A waffle maker is a worthy alternative (and is far more versatile than you think; by the same token, the quesadilla maker should be too).


I don't know if everyone is still drinking fruit-infused water, but I am, so this is important. While not technically a cooking item, a reusable water bottle is a smart thing to have in your dorm. Why keep buying water bottles when you can run tap water through a filter for free? And with this sturdy and slick-looking HYDY water bottle (which comes in a ton of great colors), you can add tea, lemons, berries or whatever your heart desires to that all-important H2O.
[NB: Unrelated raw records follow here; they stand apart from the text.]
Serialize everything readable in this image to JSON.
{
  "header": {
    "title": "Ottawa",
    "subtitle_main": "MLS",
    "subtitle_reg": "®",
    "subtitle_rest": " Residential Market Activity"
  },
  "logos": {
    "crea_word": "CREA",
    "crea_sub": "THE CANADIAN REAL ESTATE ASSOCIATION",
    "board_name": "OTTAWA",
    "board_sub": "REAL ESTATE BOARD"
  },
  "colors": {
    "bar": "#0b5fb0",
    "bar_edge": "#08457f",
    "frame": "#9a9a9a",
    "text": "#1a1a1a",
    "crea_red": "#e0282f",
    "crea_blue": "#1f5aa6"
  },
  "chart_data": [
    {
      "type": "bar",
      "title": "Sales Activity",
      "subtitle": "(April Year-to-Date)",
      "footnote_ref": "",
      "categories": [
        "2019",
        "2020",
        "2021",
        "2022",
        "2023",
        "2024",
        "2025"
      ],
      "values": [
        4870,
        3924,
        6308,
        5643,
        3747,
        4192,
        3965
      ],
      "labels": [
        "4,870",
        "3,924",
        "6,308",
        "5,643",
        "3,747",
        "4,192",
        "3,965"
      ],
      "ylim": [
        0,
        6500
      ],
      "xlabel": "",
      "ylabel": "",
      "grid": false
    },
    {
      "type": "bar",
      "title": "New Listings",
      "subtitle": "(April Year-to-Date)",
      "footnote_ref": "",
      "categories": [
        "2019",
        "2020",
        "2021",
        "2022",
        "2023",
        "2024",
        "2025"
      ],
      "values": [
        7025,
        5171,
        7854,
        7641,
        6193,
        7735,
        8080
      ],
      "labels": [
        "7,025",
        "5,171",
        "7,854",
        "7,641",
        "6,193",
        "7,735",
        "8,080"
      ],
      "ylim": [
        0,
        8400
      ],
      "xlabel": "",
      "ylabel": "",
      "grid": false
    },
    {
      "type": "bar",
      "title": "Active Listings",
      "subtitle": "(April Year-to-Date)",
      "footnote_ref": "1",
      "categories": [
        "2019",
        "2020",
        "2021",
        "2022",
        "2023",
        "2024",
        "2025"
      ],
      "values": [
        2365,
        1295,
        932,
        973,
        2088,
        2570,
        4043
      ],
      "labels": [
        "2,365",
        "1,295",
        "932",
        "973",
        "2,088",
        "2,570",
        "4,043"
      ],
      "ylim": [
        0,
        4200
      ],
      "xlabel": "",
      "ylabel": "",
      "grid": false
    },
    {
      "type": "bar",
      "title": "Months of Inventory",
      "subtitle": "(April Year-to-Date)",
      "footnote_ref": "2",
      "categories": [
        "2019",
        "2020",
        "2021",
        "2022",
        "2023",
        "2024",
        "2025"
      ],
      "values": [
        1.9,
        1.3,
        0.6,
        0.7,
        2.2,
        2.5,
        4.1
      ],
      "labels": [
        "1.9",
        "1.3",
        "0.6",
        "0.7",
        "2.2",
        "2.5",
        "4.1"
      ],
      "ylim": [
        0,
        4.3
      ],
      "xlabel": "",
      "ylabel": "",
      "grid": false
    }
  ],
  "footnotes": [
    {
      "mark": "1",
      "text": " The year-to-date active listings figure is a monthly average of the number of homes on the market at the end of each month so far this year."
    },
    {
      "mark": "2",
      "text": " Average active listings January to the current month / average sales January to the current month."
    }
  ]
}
Even more of an essential than coffee (gasp!), is clean, drinkable water. A filtered water pitcher is a great way to have the most necessary sustenance around all the time. Even if you can't fit it in your fridge, you want this. There are many kinds, but a slim design works best for your limited space. The Brita 5-Cup Space Saver BPA-free water pitcher fits this bill, with color options of white, turquoise and red.

If the dorm allows it, an Instant Pot is a no-brainer, and this compact mini version is a great fit for small spaces (and those who might not want to deal with five pounds of pulled pork at a time). This particular model doesn't do yogurt, but it does double as a rice cooker and steamer -- and of course it churns out quick dinners, breakfast and perfect boiled eggs every time.

Also: Microwave-safe food storage containers with lids, like Tupperware, as well as shatter-proof and microwave-safe dishes, are a great idea. A small cutting board wouldn't hurt either. Oh, and maybe a tea towel, pot holder and trivet, too (sigh). You gotta stop somewhere, though. Bon voyage!